Si riferisce al ruolo dello Stato?
“Non solo. Tale discorso vale per i governi a tutti i livelli, fino a quelli regionali, provinciali e comunali anche se, è evidente, con poteri diversi da quelli dello Stato. Se si vuole garantire che il sistema produttivo non veda ridurre la competizione, deve essere alzata la dimensione sistemica perché è questo il punto debole. E torno ai dati dell’Istat.

Sono dati che mi preoccupano perché in questi tre anni la politica del nostro Paese non ha innalzato il livello sistemico che, al contrario, si è abbassato.

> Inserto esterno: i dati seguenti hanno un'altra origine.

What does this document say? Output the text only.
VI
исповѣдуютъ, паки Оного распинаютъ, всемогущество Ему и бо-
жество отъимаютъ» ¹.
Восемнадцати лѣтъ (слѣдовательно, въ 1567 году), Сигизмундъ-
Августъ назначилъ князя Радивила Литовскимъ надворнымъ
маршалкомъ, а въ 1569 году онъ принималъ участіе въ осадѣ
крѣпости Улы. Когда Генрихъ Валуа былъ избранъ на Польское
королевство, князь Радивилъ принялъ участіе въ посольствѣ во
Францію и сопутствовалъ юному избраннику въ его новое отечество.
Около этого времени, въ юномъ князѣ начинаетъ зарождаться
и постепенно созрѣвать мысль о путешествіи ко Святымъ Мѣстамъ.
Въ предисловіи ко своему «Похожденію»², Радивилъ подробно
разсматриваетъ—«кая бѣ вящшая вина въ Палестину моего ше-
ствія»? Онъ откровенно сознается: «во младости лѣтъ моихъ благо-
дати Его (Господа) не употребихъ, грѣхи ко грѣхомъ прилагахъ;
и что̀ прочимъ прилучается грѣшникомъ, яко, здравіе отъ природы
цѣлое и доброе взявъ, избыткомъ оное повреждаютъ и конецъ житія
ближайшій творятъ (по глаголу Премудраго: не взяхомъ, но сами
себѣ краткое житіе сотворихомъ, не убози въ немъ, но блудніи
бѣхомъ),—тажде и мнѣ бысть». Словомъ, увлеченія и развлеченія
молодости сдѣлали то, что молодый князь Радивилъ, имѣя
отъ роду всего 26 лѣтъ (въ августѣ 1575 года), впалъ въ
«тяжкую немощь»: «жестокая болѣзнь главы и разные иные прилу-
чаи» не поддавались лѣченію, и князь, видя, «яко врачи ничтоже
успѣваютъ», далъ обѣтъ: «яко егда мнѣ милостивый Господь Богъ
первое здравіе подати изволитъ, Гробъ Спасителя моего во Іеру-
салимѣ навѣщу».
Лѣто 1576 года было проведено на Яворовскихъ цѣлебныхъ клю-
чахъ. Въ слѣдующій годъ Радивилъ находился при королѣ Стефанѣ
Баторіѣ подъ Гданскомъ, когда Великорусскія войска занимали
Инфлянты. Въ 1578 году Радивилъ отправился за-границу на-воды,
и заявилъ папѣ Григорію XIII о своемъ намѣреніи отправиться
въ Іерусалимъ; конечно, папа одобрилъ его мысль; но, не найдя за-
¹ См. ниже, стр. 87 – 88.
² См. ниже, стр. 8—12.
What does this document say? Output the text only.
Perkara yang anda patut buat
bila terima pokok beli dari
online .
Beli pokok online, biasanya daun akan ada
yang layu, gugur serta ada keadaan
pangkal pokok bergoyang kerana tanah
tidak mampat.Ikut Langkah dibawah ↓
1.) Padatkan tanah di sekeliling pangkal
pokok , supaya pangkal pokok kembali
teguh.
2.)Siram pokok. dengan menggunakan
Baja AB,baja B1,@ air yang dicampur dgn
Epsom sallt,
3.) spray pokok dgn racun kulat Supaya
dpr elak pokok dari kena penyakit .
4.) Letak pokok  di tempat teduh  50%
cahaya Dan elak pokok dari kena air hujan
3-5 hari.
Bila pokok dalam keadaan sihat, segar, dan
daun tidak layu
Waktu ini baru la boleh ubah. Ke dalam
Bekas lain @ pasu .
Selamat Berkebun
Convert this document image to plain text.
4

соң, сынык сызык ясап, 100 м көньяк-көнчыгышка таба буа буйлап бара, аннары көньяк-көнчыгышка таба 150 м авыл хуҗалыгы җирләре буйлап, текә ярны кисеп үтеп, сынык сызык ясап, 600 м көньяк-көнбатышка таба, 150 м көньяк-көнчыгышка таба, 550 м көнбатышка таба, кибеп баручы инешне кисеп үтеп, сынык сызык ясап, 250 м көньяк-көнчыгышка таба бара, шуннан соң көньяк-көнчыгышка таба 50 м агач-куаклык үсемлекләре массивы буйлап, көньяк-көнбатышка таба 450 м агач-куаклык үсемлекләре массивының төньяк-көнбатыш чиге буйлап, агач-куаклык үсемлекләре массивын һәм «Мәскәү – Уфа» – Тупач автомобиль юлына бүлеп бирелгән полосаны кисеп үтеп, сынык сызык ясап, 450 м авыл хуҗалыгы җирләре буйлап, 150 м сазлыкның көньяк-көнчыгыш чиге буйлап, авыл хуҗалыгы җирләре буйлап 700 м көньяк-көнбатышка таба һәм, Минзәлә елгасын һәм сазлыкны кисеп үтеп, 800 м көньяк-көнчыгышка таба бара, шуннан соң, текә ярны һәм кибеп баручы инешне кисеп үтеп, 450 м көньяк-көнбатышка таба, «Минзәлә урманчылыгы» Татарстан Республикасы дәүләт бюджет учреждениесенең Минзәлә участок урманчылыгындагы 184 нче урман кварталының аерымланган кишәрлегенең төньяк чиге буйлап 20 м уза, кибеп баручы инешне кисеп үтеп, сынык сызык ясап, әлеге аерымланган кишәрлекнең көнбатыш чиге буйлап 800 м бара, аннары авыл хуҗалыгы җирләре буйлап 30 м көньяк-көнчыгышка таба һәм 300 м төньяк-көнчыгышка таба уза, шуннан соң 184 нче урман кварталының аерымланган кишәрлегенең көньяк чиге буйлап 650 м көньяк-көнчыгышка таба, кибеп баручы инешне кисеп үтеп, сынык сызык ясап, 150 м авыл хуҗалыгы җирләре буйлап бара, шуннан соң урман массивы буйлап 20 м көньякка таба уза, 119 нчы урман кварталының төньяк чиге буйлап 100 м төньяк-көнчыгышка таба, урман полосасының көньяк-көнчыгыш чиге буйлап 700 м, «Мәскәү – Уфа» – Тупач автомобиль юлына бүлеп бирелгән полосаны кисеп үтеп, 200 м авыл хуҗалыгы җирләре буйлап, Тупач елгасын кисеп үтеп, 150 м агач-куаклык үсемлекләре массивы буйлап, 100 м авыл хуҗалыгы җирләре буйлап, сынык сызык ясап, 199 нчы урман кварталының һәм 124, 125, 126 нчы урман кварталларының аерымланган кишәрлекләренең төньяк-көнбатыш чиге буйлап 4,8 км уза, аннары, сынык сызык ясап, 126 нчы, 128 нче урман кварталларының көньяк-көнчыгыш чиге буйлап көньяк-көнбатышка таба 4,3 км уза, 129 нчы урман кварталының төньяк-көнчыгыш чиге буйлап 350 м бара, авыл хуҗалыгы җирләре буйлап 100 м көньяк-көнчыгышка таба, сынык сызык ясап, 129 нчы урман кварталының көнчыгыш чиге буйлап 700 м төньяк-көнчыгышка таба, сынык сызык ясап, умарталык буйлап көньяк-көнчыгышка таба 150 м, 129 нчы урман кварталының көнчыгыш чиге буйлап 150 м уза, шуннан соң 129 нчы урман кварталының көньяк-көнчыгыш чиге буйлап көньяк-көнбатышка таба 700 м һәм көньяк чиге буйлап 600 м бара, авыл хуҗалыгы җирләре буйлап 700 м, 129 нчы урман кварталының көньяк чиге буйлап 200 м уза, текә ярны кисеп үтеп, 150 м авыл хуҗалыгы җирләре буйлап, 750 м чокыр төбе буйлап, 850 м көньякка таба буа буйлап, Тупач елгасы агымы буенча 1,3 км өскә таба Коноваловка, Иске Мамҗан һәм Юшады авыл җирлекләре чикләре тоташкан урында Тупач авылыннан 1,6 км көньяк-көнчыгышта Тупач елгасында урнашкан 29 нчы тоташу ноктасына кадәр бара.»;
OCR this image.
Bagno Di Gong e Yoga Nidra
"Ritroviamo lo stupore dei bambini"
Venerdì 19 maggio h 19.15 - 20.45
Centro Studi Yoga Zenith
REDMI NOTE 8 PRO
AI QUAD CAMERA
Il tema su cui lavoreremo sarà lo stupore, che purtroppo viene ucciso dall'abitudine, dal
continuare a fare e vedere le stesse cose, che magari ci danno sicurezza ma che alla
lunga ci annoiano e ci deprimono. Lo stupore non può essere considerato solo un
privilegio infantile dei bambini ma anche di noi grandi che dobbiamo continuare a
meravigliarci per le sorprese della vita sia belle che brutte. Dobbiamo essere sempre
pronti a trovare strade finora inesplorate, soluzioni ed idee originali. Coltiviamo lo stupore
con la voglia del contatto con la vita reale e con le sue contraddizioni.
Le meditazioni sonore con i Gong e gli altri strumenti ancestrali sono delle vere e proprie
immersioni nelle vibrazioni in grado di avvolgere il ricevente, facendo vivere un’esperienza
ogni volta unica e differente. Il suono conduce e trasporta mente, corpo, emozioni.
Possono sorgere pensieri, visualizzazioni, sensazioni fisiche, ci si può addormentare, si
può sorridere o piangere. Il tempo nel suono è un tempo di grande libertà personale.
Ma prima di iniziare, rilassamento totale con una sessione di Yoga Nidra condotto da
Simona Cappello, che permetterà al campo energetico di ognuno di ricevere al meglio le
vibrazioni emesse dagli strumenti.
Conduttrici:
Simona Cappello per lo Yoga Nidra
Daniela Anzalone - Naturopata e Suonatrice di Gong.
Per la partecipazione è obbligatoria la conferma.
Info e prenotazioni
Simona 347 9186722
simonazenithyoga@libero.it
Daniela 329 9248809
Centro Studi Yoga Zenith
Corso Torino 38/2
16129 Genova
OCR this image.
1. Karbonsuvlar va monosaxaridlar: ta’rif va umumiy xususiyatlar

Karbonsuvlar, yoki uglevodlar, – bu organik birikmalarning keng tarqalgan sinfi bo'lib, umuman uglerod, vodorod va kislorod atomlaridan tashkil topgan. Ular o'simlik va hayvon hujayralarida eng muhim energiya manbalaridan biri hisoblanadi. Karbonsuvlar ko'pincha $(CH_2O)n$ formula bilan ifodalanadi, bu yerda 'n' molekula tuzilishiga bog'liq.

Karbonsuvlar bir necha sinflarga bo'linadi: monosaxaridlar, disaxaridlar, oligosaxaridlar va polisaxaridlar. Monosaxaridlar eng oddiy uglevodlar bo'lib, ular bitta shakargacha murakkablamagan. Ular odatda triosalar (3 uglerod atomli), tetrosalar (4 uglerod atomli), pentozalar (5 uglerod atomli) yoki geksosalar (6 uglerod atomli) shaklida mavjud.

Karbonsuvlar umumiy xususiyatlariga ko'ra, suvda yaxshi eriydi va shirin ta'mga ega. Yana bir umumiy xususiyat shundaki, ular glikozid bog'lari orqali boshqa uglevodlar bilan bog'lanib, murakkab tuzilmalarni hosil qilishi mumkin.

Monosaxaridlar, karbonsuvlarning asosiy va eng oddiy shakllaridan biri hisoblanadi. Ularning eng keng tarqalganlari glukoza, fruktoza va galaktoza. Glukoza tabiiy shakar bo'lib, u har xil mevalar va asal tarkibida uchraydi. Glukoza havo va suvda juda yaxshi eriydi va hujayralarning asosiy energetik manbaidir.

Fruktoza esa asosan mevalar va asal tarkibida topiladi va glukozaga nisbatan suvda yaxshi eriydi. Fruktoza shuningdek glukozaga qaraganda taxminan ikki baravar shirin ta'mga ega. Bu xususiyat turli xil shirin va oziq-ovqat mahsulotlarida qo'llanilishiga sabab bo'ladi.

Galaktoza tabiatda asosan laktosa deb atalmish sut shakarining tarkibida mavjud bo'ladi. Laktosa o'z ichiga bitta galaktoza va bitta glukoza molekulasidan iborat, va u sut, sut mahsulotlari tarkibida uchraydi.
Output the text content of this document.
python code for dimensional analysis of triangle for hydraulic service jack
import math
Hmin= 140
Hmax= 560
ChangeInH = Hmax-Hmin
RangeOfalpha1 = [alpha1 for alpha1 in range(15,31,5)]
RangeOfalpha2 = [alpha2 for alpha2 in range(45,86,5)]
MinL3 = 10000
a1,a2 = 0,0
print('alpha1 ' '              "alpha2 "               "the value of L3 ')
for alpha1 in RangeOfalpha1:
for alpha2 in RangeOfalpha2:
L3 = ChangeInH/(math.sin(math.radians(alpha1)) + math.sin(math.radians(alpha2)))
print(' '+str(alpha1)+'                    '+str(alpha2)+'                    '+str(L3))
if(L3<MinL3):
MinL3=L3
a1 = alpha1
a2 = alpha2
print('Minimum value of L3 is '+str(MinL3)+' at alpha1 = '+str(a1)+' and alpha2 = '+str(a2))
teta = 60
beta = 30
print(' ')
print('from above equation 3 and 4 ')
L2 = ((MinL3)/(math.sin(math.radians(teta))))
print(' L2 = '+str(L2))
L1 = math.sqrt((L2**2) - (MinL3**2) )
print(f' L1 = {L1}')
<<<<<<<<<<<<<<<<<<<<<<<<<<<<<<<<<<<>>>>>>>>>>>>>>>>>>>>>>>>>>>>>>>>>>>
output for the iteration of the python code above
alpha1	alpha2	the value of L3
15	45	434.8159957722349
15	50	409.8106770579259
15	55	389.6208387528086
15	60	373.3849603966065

Quando riduciamo le risorse per la formazione, quando non si investe in sapere, in conoscenza, quando non c’è una strategia di modernizzazione infrastrutturale sono tutti elementi di debolezza di un sistema che lamenta di non essere sostenuto in un momento in cui la concorrenza internazionale diventa molto più agguerrita. E non si può pensare che la concorrenza si vince sul fronte del protezionismo aumentando i dazi, come sostiene Tremonti”.
“Serve una strategia di politica industriale, di politica economica, finanziare, commerciale, della ricerca, dell’internazionalizzazione e che vada messa a disposizione delle imprese. Il ruolo della politica non è quello di sostituire gli imprenditori ma di ascoltarli: debbono essere gli imprenditori a dire ciò di cui hanno bisogno e la politica deve recepire tali indicazioni ed agire di conseguenza”.
Qual è, secondo lei, lo stato d’animo della popolazione Italiana, ad oggi?
“Sicuramente uno stato d’animo di maggiore preoccupazione rispetto a tre anni fa. Le famiglie hanno un reddito che vale di meno, i figli hanno lavori a termine o a tempo  determinato che non permette loro di programmare il futuro, le imprese avevano sperato che il fatto che  diventasse Primo Ministro un imprenditore determinasse automaticamente una maggiore capacità di corrispondere alle esigenze di sistema ma non è stato così”.